As the tax-filing deadline nears, millions of Americans are expected to claim new federal income tax breaks for tips and overtime wages available for the first time under a wide-ranging tax law enacted by President Donald Trump.
However, many individuals may not experience the same deductions at the state level since each state has discretion over whether to align with federal tax modifications. Many states have opted not to conform.
For workers in states that don’t align with federal tax changes, taxes on earnings from tips or overtime will still apply, despite federal deductions being available. The federal tax-filing deadline is approaching this Wednesday, leaving many unsure about their overall tax strategy.
Varied State Tax Regulations
Currently, 41 states tax wages and salaries, requiring individuals to navigate two separate tax forms: the federal form, followed by the state form. This dual process creates a complex web of calculations since most states leverage the figures from federal returns as a foundation for state tax computations.
Some states are exceptions to this rule; for example, no income tax is imposed in Alaska, Florida, and several others.
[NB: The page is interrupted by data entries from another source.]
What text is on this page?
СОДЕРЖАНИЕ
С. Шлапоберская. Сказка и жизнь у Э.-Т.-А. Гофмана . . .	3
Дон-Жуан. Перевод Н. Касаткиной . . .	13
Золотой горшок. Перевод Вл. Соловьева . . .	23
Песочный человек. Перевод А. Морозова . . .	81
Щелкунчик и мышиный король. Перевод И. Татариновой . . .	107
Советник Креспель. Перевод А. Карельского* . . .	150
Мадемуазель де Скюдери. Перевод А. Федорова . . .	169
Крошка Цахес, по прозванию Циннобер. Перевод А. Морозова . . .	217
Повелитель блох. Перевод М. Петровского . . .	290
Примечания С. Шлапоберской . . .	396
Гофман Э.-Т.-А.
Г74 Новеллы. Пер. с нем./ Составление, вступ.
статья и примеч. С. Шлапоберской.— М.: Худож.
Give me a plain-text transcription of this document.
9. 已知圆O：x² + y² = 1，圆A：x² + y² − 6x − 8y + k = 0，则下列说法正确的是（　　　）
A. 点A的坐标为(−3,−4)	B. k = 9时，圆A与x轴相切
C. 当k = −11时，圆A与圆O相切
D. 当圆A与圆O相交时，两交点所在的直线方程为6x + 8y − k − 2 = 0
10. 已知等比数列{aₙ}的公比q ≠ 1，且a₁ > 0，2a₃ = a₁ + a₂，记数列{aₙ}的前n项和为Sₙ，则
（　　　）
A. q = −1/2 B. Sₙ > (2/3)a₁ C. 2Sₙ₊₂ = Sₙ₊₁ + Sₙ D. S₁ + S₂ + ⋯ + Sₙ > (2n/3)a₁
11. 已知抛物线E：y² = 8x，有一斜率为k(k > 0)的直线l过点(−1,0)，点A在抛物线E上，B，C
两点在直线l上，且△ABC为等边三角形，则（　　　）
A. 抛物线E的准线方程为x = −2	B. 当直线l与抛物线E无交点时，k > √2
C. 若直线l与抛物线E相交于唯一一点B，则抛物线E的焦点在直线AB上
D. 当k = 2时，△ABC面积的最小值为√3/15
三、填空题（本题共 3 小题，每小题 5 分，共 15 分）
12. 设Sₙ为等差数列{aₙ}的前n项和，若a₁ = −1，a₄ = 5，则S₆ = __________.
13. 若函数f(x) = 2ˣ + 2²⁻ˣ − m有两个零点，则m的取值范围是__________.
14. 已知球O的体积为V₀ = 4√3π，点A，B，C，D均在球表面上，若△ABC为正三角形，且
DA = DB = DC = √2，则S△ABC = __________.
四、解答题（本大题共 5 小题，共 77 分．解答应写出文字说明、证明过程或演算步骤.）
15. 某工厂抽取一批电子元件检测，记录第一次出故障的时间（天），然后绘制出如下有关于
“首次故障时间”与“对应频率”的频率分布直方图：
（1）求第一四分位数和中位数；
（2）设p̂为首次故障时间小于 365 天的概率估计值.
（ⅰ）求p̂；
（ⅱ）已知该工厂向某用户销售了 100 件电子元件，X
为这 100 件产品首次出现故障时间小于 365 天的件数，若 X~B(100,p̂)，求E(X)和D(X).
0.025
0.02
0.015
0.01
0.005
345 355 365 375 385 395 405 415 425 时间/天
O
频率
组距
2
Washington state applies taxes to capital gains but refrains from taxing standard wages.
Most States Exclude Tips and Overtime
Only a handful of states have decided to mirror Trump’s law, extending tax deductions on tips and overtime wages. Currently, the states of Idaho, Iowa, Montana, North Dakota, and Oregon allow these specific deductions. Meanwhile, Colorado offers deductions for tips and auto loans but not for overtime.
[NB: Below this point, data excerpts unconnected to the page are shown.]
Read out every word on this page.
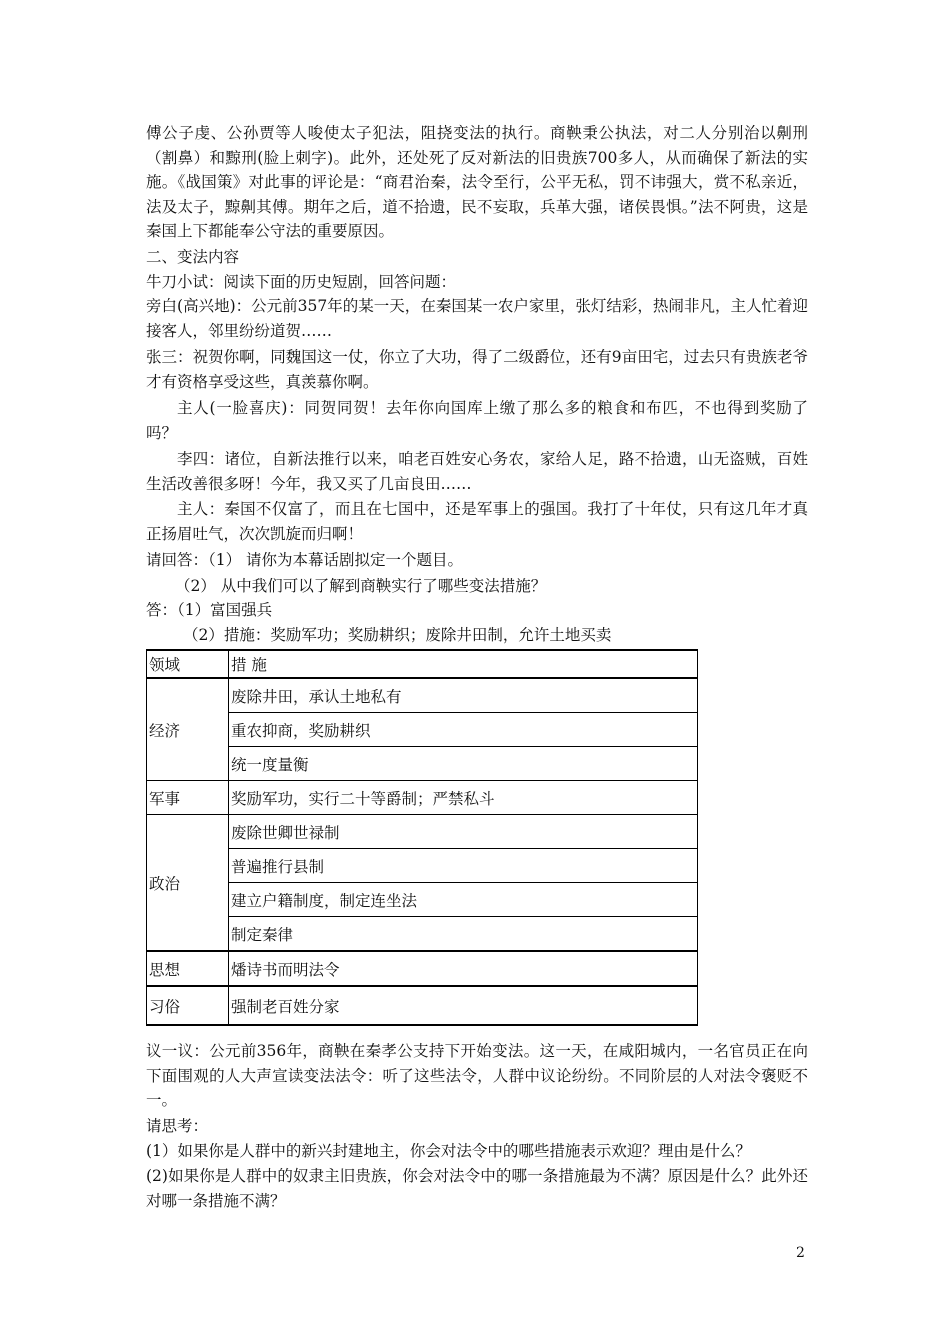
傅公子虔、公孙贾等人唆使太子犯法，阻挠变法的执行。商鞅秉公执法，对二人分别治以劓刑（割鼻）和黥刑(脸上刺字)。此外，还处死了反对新法的旧贵族700多人，从而确保了新法的实施。《战国策》对此事的评论是：“商君治秦，法令至行，公平无私，罚不讳强大，赏不私亲近，法及太子，黥劓其傅。期年之后，道不拾遗，民不妄取，兵革大强，诸侯畏惧。”法不阿贵，这是秦国上下都能奉公守法的重要原因。

二、变法内容

牛刀小试：阅读下面的历史短剧，回答问题：

旁白(高兴地)：公元前357年的某一天，在秦国某一农户家里，张灯结彩，热闹非凡，主人忙着迎接客人，邻里纷纷道贺……

张三：祝贺你啊，同魏国这一仗，你立了大功，得了二级爵位，还有9亩田宅，过去只有贵族老爷才有资格享受这些，真羡慕你啊。

主人(一脸喜庆)：同贺同贺！去年你向国库上缴了那么多的粮食和布匹，不也得到奖励了吗？

李四：诸位，自新法推行以来，咱老百姓安心务农，家给人足，路不拾遗，山无盗贼，百姓生活改善很多呀！今年，我又买了几亩良田……

主人：秦国不仅富了，而且在七国中，还是军事上的强国。我打了十年仗，只有这几年才真正扬眉吐气，次次凯旋而归啊！

请回答：（1） 请你为本幕话剧拟定一个题目。

（2） 从中我们可以了解到商鞅实行了哪些变法措施？

答：（1）富国强兵

（2）措施：奖励军功；奖励耕织；废除井田制，允许土地买卖

领域	措 施
经济	废除井田，承认土地私有
	重农抑商，奖励耕织
	统一度量衡
军事	奖励军功，实行二十等爵制；严禁私斗
政治	废除世卿世禄制
	普遍推行县制
	建立户籍制度，制定连坐法
	制定秦律
思想	燔诗书而明法令
习俗	强制老百姓分家

议一议：公元前356年，商鞅在秦孝公支持下开始变法。这一天，在咸阳城内，一名官员正在向下面围观的人大声宣读变法法令：听了这些法令，人群中议论纷纷。不同阶层的人对法令褒贬不一。

请思考：

(1）如果你是人群中的新兴封建地主，你会对法令中的哪些措施表示欢迎？理由是什么？

(2)如果你是人群中的奴隶主旧贵族，你会对法令中的哪一条措施最为不满？原因是什么？此外还对哪一条措施不满？

2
Moreover, there are states that automatically incorporate federal tax changes within their income taxes unless actively opted out of by the local government officials, as seen in Colorado’s decision to reject overtime deductions.
Unusual Tax Situations
Arizona presents a unique situation where state income tax forms contain deductions for tips and overtime based on an executive order from Democratic Gov. Katie Hobbs. The state has yet to pass a corresponding legislative act to formally cement these deductions into law. The situation remains in limbo as the legislature has failed to act on these proposals amid partisan disagreements.
Delayed Deductions in Other States
Certain states like Georgia, Indiana, and Michigan have already enacted changes allowing deductions for tips and overtime wages starting from the 2026 tax year, indicating a longer wait for eligible taxpayers currently filing returns for 2025. Conversely, Oregon could potentially revoke some deductions based on legislation currently under consideration by Governor Tina Kotek.
The disarray between federal and state tax policies creates uncertainty for many taxpayers navigating the complexities of the upcoming filing deadlines.